I am tired. A kind of tired that positions on my shoulders and neck. Stiff, fragile and relentless. I wish there was a cape there instead.
If I was granted a super power, I would not want to fly. I don't get along with birds that well. I know the feeling of invisibility well enough and do not relish it. Super strength seems like a lot of work and fire or ice throwing would require too much responsibility and restraint. I just want to not feel tired, ever. I would be able to sleep of course, if I wanted but I would never need to.
Exhaustion is a thief. It robs me of my wit and self-esteem. It makes me forgetful, pessimistic, mean, low and slow. It is as if my mind is constantly trying to block out the light. Putting up blackout curtains and turning on a white noise machine. Begging me to sleep so that it has the time to store away the memories that threaten to leave for good.
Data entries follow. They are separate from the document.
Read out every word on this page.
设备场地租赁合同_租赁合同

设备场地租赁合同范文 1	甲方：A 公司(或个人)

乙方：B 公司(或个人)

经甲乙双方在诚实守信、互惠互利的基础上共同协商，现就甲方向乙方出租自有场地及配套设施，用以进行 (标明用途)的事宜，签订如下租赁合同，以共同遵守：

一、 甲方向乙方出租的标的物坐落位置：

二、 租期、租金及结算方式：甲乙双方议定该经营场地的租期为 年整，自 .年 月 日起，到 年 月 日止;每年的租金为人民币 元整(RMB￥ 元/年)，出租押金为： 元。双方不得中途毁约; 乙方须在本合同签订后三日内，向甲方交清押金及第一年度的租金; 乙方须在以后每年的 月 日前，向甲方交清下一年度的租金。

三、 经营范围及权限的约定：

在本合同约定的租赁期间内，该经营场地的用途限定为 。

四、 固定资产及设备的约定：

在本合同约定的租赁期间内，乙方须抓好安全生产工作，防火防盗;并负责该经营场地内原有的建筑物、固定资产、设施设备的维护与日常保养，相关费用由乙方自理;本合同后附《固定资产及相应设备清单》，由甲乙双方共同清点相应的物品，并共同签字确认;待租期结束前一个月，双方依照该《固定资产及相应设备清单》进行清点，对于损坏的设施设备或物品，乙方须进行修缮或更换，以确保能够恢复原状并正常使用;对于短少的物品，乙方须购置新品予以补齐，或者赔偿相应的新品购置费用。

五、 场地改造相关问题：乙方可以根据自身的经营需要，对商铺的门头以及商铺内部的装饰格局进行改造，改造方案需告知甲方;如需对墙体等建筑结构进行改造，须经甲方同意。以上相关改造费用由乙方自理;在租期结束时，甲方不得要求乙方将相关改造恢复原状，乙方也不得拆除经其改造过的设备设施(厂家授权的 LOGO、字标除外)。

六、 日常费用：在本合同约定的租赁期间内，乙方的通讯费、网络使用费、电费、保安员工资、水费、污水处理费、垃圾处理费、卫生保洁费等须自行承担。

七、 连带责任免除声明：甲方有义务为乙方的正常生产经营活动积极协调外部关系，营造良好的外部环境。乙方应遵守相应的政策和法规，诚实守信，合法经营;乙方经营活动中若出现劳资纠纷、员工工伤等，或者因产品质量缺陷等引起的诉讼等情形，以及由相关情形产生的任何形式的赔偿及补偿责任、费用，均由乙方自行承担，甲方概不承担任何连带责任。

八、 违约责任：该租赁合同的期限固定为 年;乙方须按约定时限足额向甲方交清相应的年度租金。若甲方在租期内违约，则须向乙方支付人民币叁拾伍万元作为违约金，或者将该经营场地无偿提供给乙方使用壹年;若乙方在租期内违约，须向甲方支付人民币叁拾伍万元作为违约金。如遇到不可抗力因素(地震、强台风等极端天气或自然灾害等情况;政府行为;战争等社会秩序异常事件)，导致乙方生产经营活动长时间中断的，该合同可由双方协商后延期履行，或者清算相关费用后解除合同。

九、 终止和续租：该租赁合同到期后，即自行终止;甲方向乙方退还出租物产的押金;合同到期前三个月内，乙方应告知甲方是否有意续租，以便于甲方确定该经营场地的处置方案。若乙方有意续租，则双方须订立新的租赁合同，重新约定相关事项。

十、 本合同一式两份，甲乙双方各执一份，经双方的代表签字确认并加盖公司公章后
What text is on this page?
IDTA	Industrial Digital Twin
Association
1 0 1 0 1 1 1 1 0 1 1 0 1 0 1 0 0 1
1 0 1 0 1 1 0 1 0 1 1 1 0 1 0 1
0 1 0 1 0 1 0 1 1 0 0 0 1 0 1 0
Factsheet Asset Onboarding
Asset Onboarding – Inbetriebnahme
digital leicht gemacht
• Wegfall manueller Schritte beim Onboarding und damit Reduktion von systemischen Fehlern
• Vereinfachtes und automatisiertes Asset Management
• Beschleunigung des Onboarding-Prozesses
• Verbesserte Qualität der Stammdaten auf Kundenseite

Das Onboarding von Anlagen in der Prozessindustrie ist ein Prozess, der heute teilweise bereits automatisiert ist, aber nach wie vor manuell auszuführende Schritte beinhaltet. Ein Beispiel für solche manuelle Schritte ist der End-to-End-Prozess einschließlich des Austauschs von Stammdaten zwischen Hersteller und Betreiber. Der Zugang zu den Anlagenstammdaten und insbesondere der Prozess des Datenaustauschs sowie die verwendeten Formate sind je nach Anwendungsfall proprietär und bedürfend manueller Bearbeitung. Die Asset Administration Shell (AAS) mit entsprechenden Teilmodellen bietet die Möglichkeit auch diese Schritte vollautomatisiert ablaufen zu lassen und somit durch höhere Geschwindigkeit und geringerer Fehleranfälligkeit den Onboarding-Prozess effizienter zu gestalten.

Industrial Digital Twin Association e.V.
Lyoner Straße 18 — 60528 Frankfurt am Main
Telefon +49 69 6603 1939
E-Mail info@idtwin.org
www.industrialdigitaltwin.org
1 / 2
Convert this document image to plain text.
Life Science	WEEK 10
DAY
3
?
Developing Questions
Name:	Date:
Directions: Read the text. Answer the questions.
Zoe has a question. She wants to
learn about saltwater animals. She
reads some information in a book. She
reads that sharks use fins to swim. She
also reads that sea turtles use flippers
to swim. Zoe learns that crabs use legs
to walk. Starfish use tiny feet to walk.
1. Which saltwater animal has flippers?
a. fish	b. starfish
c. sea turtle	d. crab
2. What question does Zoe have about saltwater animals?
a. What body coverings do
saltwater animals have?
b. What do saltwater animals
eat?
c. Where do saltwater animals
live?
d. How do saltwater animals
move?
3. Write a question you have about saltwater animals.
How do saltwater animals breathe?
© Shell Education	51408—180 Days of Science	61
I have wanted to be free of this basic need since I can remember. The fear of missing out pushing me to come into this world early only to hesitate in the in-between for hours. Once upon a time, I could nearly convince myself that I was indeed gifted. That I did not need sleep. I would work and play and work, shouldering through the walls that came up in front of me until I would fall. Snared by what would become my kryptonite, sickness. Mono, Chronic Lyme Disease, Undiagnosed Auto-Immune whatever, all requiring sleep against my will.
I need to drop my overflowing plates but I do not want to. They are made of my great grandmothers china and filled with things I love. I want to be a perfect wife, mother, rancher, horseman, creator, cook, student, contributor, traveler, friend, woman. I want to gather things and ideas and inspiration unto my balancing plates and spin them like a graceful circus performer. But my eyelids feel heavy and my limbs are dragging behind. I rub at my shoulders and neck and feel no cape. Next, I will succumb to the seasons and let the long nights ahead replenish me so that I may have it all, be it all, just perhaps not all at once.
This sounds like the September I know, too. Hanging on to get through October. I didn’t get through October last year drudging, I left the farm during harvest for the first time in 7 years, to refill my cup in Eastern Oregon. It was hard to turn and walk away from the feeling of “I must” and it was exactly what my body and spirit needed after too many September/ Octobers of just hanging on. keep writing!